I’d gotten the email at the end of a long day doing all those weird errands I used to do. It was from the Brotherhood of the Magic Bullet, and all told, it was pretty straightforward stuff: go to a location, pick up the car that would be waiting there, drive it to a place where it would be crushed into a ten-by-ten metal cube. The only indication that anything was off was a single line that I was to empty the trunk into a shed that would be on the property. I picked up the car, which was a nightmarish forest green Chevy Malibu, and drove that boat all the way out into the deep Valley where this guy had a junkyard set up that looked almost exactly like the oil refinery base in
Road Warrior.
He seemed to be expecting me, pointing me toward a shack that looked to be held up solely by wishful thinking. I opened up the trunk and had to stare, amazed, at what I found.

Guns.

All the guns.

I was younger then, and not quite as world-weary as I would later become. It seemed like every gun in existence, all in the trunk of that Malibu. Sure, the back end had dragged a little, but I figured (naive, remember) that it was loaded with books or bricks or something. There were pistols, submachine guns, assault rifles, and even one of those four-barreled rocket launchers that seemed to only exist in ’80s action movies. I stared for a good five or ten minutes before beginning the task of lugging all of it into the shed.
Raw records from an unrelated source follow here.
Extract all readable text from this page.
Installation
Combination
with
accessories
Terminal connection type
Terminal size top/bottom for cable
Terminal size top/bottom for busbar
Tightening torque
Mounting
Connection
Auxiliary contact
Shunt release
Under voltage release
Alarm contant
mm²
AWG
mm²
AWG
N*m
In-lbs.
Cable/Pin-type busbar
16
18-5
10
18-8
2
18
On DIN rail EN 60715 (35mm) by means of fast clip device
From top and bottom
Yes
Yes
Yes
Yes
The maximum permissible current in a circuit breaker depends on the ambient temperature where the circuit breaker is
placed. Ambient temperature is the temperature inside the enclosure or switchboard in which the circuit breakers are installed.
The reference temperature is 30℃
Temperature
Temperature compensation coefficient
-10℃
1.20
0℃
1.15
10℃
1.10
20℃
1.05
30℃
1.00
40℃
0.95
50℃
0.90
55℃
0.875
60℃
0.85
Which, other than a presently empty rat’s nest, was bare. By the end, I was hot and miserable, but I was finished.

Wasn’t until later I figured out what had happened, when they brought in the lone assassin of Assistant District Attorney Eduardo Guerra. Seems this guy, some empty-eyed nobody named Francis Michael Harden, decided to kill Guerra—and this was the official motive ascribed to the killing, so don’t laugh—because he wanted to be on
American Idol
. Needless to say, this did not help his chances.

Anyway, I figured out the connection because Harden had supposedly shot Guerra two hundred and sixty-nine times with small arms before hitting his house with the rocket. All by his lonesome. And in less than two minutes from the beginning of the attack to the ending. Now, I could probably have found out who Guerra pissed off just by checking his caseload, but this was back before I stuck my nose where it didn’t belong. You know, before I retired.